Inmediatamente, Iker habla por walkie con Aitor, y después de dar instrucciones, los tanques se detienen uno al lado del otro. Las escotillas se abren y los dos soldados asoman medio cuerpo, cargando cada uno con unos prismáticos. Iker otea el horizonte con los suyos, dirigiendo su mirada hacia la urbanización. Aitor hace lo propio, y tras unos segundos fijos en la casa, por fin hablan.

—La zona está completamente invadida de muertos, es evidente que algo les está atrayendo hacia allí, probablemente los supervivientes que buscamos. —Iker lo tiene claro, y sabe que tiene que pensar algo rápido para no tener que abrir un fuego innecesario contra todo lo que se mueva—. Pienso que podríamos lanzar una carga desde una posición más cercana contra los que están en los alrededores, y así facilitar una entrada con más probabilidades de éxito.

—Sinceramente, no me parece una buena idea, el susto que puede causar la detonación por sorpresa no creo que sea muy recomendable para las chicas, y menos para los niños —le aconsejo a Iker.

Como me imaginaba, mi opinión no vale de nada, el plan está decidido y así se efectuará, le pese a quien le pese.

Los misiles están cargados y listos para ser disparados, todos permanecemos dentro y con las escotillas cerradas y los cascos puestos para amortiguar el ruido.

El tanque hace un giro para apuntar hacia la rotonda que da acceso a la urbanización, plagada de muertos que avanzan hacia las verjas de la entrada.

Una última comunicación por radio indicando coordenadas avisa del inminente disparo.

—Esperemos que tus amigas aún estén vivas, reza por que todo salga bien —me dice Iker.

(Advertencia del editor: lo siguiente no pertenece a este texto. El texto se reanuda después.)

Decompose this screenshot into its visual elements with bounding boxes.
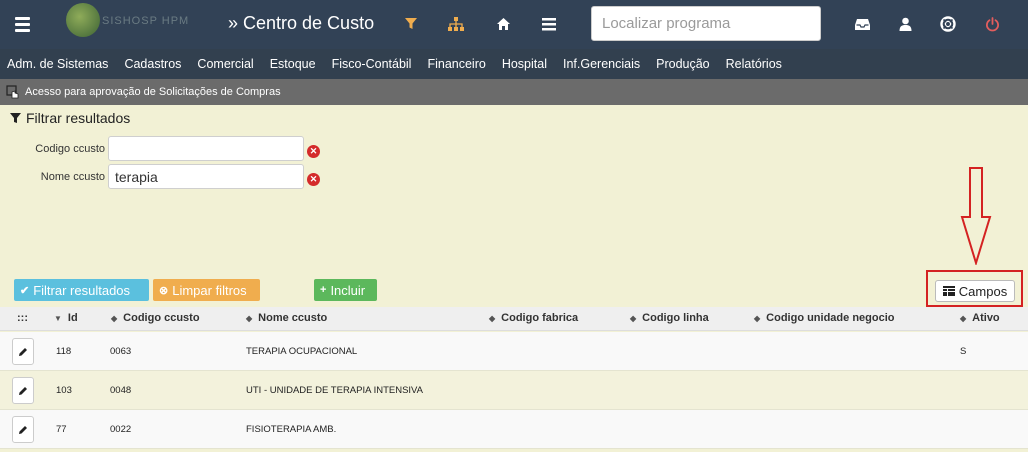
col-header-ativo[interactable]: ◆ Ativo [960, 312, 1000, 324]
home-icon[interactable] [493, 14, 513, 34]
col-header-nome-ccusto[interactable]: ◆ Nome ccusto [246, 312, 327, 324]
cell-id: 77 [56, 424, 67, 435]
edit-button[interactable] [12, 377, 34, 404]
filter-results-button[interactable]: ✔ Filtrar resultados [14, 279, 149, 301]
sitemap-icon[interactable] [446, 14, 466, 34]
edit-button[interactable] [12, 338, 34, 365]
cell-id: 103 [56, 385, 72, 396]
sort-icon: ◆ [246, 313, 253, 323]
col-header-nome-label: Nome ccusto [258, 312, 328, 324]
cell-codigo: 0063 [110, 346, 132, 357]
down-arrow-annotation [960, 167, 992, 265]
main-menu: Adm. de Sistemas Cadastros Comercial Est… [0, 49, 1028, 79]
sort-icon: ◆ [630, 313, 637, 323]
menu-item-cadastros[interactable]: Cadastros [124, 57, 181, 71]
campos-label: Campos [958, 283, 1008, 299]
campos-button[interactable]: Campos [935, 280, 1015, 302]
col-header-codigo-fabrica[interactable]: ◆ Codigo fabrica [489, 312, 578, 324]
clear-filters-button[interactable]: ⊗ Limpar filtros [153, 279, 260, 301]
app-logo[interactable]: SISHOSP HPM [66, 3, 206, 45]
menu-item-inf-gerenciais[interactable]: Inf.Gerenciais [563, 57, 640, 71]
col-header-fabrica-label: Codigo fabrica [501, 312, 579, 324]
col-header-codigo-ccusto[interactable]: ◆ Codigo ccusto [111, 312, 200, 324]
table-row[interactable]: 77 0022 FISIOTERAPIA AMB. [0, 410, 1028, 449]
filter-results-label: Filtrar resultados [33, 282, 131, 298]
drag-handle-header[interactable]: ::: [17, 312, 28, 324]
cell-nome: FISIOTERAPIA AMB. [246, 424, 337, 435]
logo-mark [66, 3, 100, 37]
inbox-icon[interactable] [852, 14, 872, 34]
top-navbar: SISHOSP HPM » Centro de Custo [0, 0, 1028, 49]
cell-ativo: S [960, 346, 967, 357]
check-icon: ✔ [20, 284, 30, 297]
col-header-id-label: Id [67, 312, 78, 324]
clear-circle-icon: ⊗ [159, 284, 169, 297]
cell-codigo: 0048 [110, 385, 132, 396]
clear-codigo-icon[interactable]: ✕ [307, 145, 320, 158]
filter-heading: Filtrar resultados [10, 110, 130, 126]
notice-text: Acesso para aprovação de Solicitações de… [25, 86, 281, 98]
filter-icon[interactable] [401, 14, 421, 34]
col-header-ativo-label: Ativo [972, 312, 1000, 324]
columns-icon [942, 286, 955, 296]
menu-item-financeiro[interactable]: Financeiro [427, 57, 485, 71]
menu-item-fisco-contabil[interactable]: Fisco-Contábil [332, 57, 412, 71]
menu-item-adm-sistemas[interactable]: Adm. de Sistemas [7, 57, 108, 71]
menu-item-hospital[interactable]: Hospital [502, 57, 547, 71]
pencil-icon [19, 386, 27, 395]
power-icon[interactable] [982, 14, 1002, 34]
table-row[interactable]: 118 0063 TERAPIA OCUPACIONAL S [0, 332, 1028, 371]
edit-button[interactable] [12, 416, 34, 443]
filter-icon [10, 112, 21, 123]
menu-icon[interactable] [15, 14, 37, 34]
pencil-icon [19, 425, 27, 434]
menu-item-producao[interactable]: Produção [656, 57, 710, 71]
nome-ccusto-input[interactable] [108, 164, 304, 189]
page-title: » Centro de Custo [228, 13, 375, 33]
table-header: ::: ▼ Id ◆ Codigo ccusto ◆ Nome ccusto ◆ Cod… [0, 307, 1028, 331]
cell-nome: UTI - UNIDADE DE TERAPIA INTENSIVA [246, 385, 424, 396]
col-header-codigo-unidade[interactable]: ◆ Codigo unidade negocio [754, 312, 894, 324]
sort-icon: ◆ [960, 313, 967, 323]
sort-desc-icon: ▼ [54, 313, 62, 323]
cell-nome: TERAPIA OCUPACIONAL [246, 346, 358, 357]
nome-ccusto-label: Nome ccusto [40, 171, 105, 183]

Las últimas palabras del teniente no las he terminado de entender, pero su tono me ha transmitido tranquilidad.

Después de unos segundos angustiosos, por fin llega: un espantoso estruendo seguido de una tremenda sacudida, que me hace caer de espaldas, golpeándome con una válvula del interior del tanque.

Y desde el suelo escucho la explosión final. El impacto ha sido brutal y la humareda se eleva al cielo, mientras cientos de cascotes vuelan por los aires.